Infrastructure for Agentic AI
Leading Cloud Providers and AI Innovators have already deployed NVIDIA GB200/NVL72 at scale and are also deploying GB300/NVL72 in production. Microsoft CoreWeave and OCI are deploying GB300/NVL72 for low-latency and long context use cases, such as agentic coding and coding assistance by reducing token costs. GB300/NVL72 enables a new class of applications that can reason with massive code bases in real time.
As inference moves to the center of AI production, long context performance and token efficiency become critical, said Chen Goldberg, Senior Vice President of Engineering at CoreWeave.
Grace Blackwell, NVIDIA NVL72, addresses the challenge directly, and CoreWeave’s AI cloud, including CKS and Sunk, is designed to translate GB300 systems’ gains, building on the success of GB200, into uniform performance and cost efficiency. The result is better token economics and more usable inference for customers running workloads at scale.
NVIDIA Vera Rubin NVL72 to Bring Next-Generation Performance
As NVIDIA Blackwell systems are increasingly used, ongoing software updates will continue to improve performance and reduce costs for all users.
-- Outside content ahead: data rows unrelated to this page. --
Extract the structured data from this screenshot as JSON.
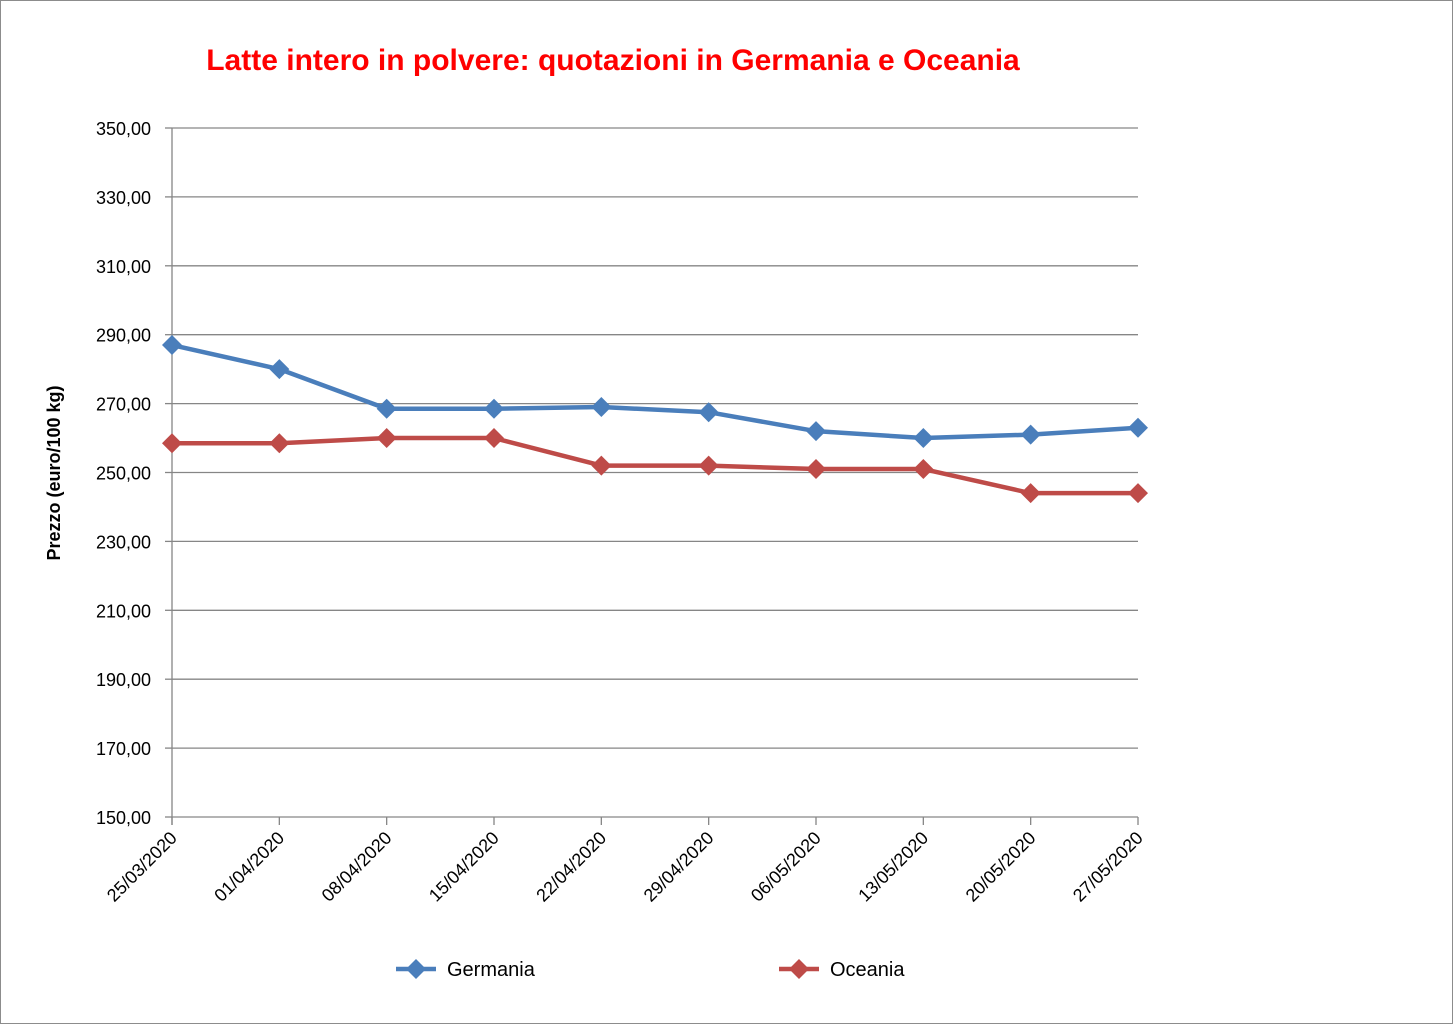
{
  "chart_data": {
    "type": "line",
    "title": "Latte intero in polvere: quotazioni in Germania e Oceania",
    "xlabel": "",
    "ylabel": "Prezzo (euro/100 kg)",
    "ylim": [
      150,
      350
    ],
    "y_ticks": [
      "150,00",
      "170,00",
      "190,00",
      "210,00",
      "230,00",
      "250,00",
      "270,00",
      "290,00",
      "310,00",
      "330,00",
      "350,00"
    ],
    "categories": [
      "25/03/2020",
      "01/04/2020",
      "08/04/2020",
      "15/04/2020",
      "22/04/2020",
      "29/04/2020",
      "06/05/2020",
      "13/05/2020",
      "20/05/2020",
      "27/05/2020"
    ],
    "series": [
      {
        "name": "Germania",
        "color": "#4a7ebb",
        "values": [
          287.0,
          280.0,
          268.5,
          268.5,
          269.0,
          267.5,
          262.0,
          260.0,
          261.0,
          263.0
        ]
      },
      {
        "name": "Oceania",
        "color": "#be4b48",
        "values": [
          258.5,
          258.5,
          260.0,
          260.0,
          252.0,
          252.0,
          251.0,
          251.0,
          244.0,
          244.0
        ]
      }
    ],
    "grid": true,
    "legend_position": "bottom"
  }
}
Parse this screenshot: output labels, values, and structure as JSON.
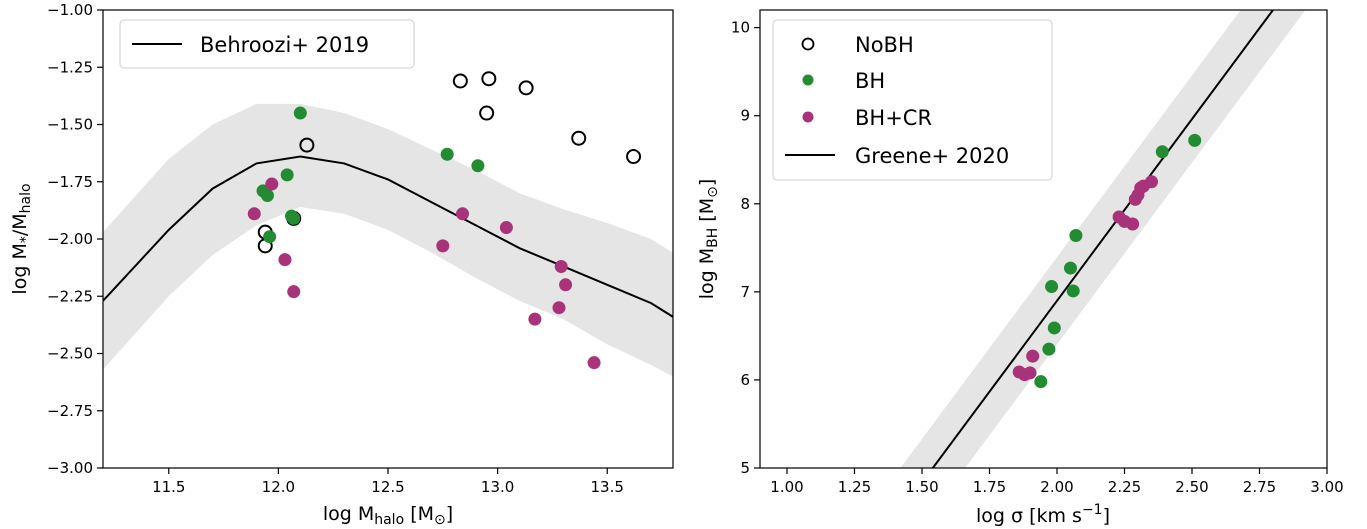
{
  "chart_data": [
    {
      "type": "scatter",
      "panel": "left",
      "xlabel": {
        "base": "log M",
        "sub": "halo",
        "unit": " [M",
        "unit_sub": "⊙",
        "unit_end": "]"
      },
      "ylabel": {
        "base": "log M",
        "sub1": "*",
        "mid": "/M",
        "sub2": "halo"
      },
      "xlim": [
        11.2,
        13.8
      ],
      "ylim": [
        -3.0,
        -1.0
      ],
      "xticks": [
        11.5,
        12.0,
        12.5,
        13.0,
        13.5
      ],
      "xtick_labels": [
        "11.5",
        "12.0",
        "12.5",
        "13.0",
        "13.5"
      ],
      "yticks": [
        -1.0,
        -1.25,
        -1.5,
        -1.75,
        -2.0,
        -2.25,
        -2.5,
        -2.75,
        -3.0
      ],
      "ytick_labels": [
        "−1.00",
        "−1.25",
        "−1.50",
        "−1.75",
        "−2.00",
        "−2.25",
        "−2.50",
        "−2.75",
        "−3.00"
      ],
      "legend_position": "top-left",
      "reference_line": {
        "name": "Behroozi+ 2019",
        "x": [
          11.2,
          11.5,
          11.7,
          11.9,
          12.1,
          12.3,
          12.5,
          12.7,
          12.9,
          13.1,
          13.3,
          13.5,
          13.7,
          13.8
        ],
        "y": [
          -2.27,
          -1.96,
          -1.78,
          -1.67,
          -1.64,
          -1.67,
          -1.74,
          -1.84,
          -1.94,
          -2.04,
          -2.12,
          -2.2,
          -2.28,
          -2.34
        ],
        "band_upper": [
          -1.97,
          -1.65,
          -1.5,
          -1.41,
          -1.41,
          -1.45,
          -1.52,
          -1.61,
          -1.7,
          -1.8,
          -1.87,
          -1.93,
          -2.0,
          -2.06
        ],
        "band_lower": [
          -2.57,
          -2.25,
          -2.07,
          -1.94,
          -1.86,
          -1.89,
          -1.96,
          -2.06,
          -2.17,
          -2.27,
          -2.35,
          -2.46,
          -2.55,
          -2.6
        ]
      },
      "series": [
        {
          "name": "NoBH",
          "color": "#000000",
          "filled": false,
          "x": [
            11.94,
            11.94,
            12.07,
            12.13,
            12.83,
            12.96,
            12.95,
            13.13,
            13.37,
            13.62
          ],
          "y": [
            -1.97,
            -2.03,
            -1.91,
            -1.59,
            -1.31,
            -1.3,
            -1.45,
            -1.34,
            -1.56,
            -1.64
          ]
        },
        {
          "name": "BH",
          "color": "#238b32",
          "filled": true,
          "x": [
            11.93,
            11.95,
            11.96,
            12.04,
            12.06,
            12.1,
            12.77,
            12.91,
            12.07
          ],
          "y": [
            -1.79,
            -1.81,
            -1.99,
            -1.72,
            -1.9,
            -1.45,
            -1.63,
            -1.68,
            -1.91
          ]
        },
        {
          "name": "BH+CR",
          "color": "#a8337a",
          "filled": true,
          "x": [
            11.89,
            11.97,
            12.03,
            12.07,
            12.75,
            12.84,
            13.04,
            13.17,
            13.28,
            13.29,
            13.31,
            13.44
          ],
          "y": [
            -1.89,
            -1.76,
            -2.09,
            -2.23,
            -2.03,
            -1.89,
            -1.95,
            -2.35,
            -2.3,
            -2.12,
            -2.2,
            -2.54
          ]
        }
      ]
    },
    {
      "type": "scatter",
      "panel": "right",
      "xlabel": {
        "base": "log σ [km s",
        "sup": "−1",
        "end": "]"
      },
      "ylabel": {
        "base": "log M",
        "sub": "BH",
        "unit": " [M",
        "unit_sub": "⊙",
        "unit_end": "]"
      },
      "xlim": [
        0.9,
        3.0
      ],
      "ylim": [
        5.0,
        10.2
      ],
      "xticks": [
        1.0,
        1.25,
        1.5,
        1.75,
        2.0,
        2.25,
        2.5,
        2.75,
        3.0
      ],
      "xtick_labels": [
        "1.00",
        "1.25",
        "1.50",
        "1.75",
        "2.00",
        "2.25",
        "2.50",
        "2.75",
        "3.00"
      ],
      "yticks": [
        5,
        6,
        7,
        8,
        9,
        10
      ],
      "ytick_labels": [
        "5",
        "6",
        "7",
        "8",
        "9",
        "10"
      ],
      "legend_position": "top-left",
      "reference_line": {
        "name": "Greene+ 2020",
        "x": [
          1.54,
          2.8
        ],
        "y": [
          5.0,
          10.2
        ],
        "band_width_x": 0.12
      },
      "series": [
        {
          "name": "NoBH",
          "color": "#000000",
          "filled": false,
          "x": [],
          "y": []
        },
        {
          "name": "BH",
          "color": "#238b32",
          "filled": true,
          "x": [
            1.94,
            1.97,
            1.98,
            1.99,
            2.05,
            2.06,
            2.07,
            2.39,
            2.51
          ],
          "y": [
            5.98,
            6.35,
            7.06,
            6.59,
            7.27,
            7.01,
            7.64,
            8.59,
            8.72
          ]
        },
        {
          "name": "BH+CR",
          "color": "#a8337a",
          "filled": true,
          "x": [
            1.86,
            1.88,
            1.9,
            1.91,
            2.23,
            2.25,
            2.28,
            2.29,
            2.3,
            2.31,
            2.32,
            2.35
          ],
          "y": [
            6.09,
            6.06,
            6.08,
            6.27,
            7.85,
            7.8,
            7.77,
            8.05,
            8.1,
            8.18,
            8.2,
            8.25
          ]
        }
      ]
    }
  ]
}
One AI supercomputer is prepared to deliver another round of massive performance leaps for MOE inference. It delivers up to 10X higher throughput per megawatt compared with Blackwell, translating into one-tenth the cost per million tokens. For the next wave of frontier AI models, Robin can train large MOE models with just one-fourth of the number of GPUs required by Blackwell.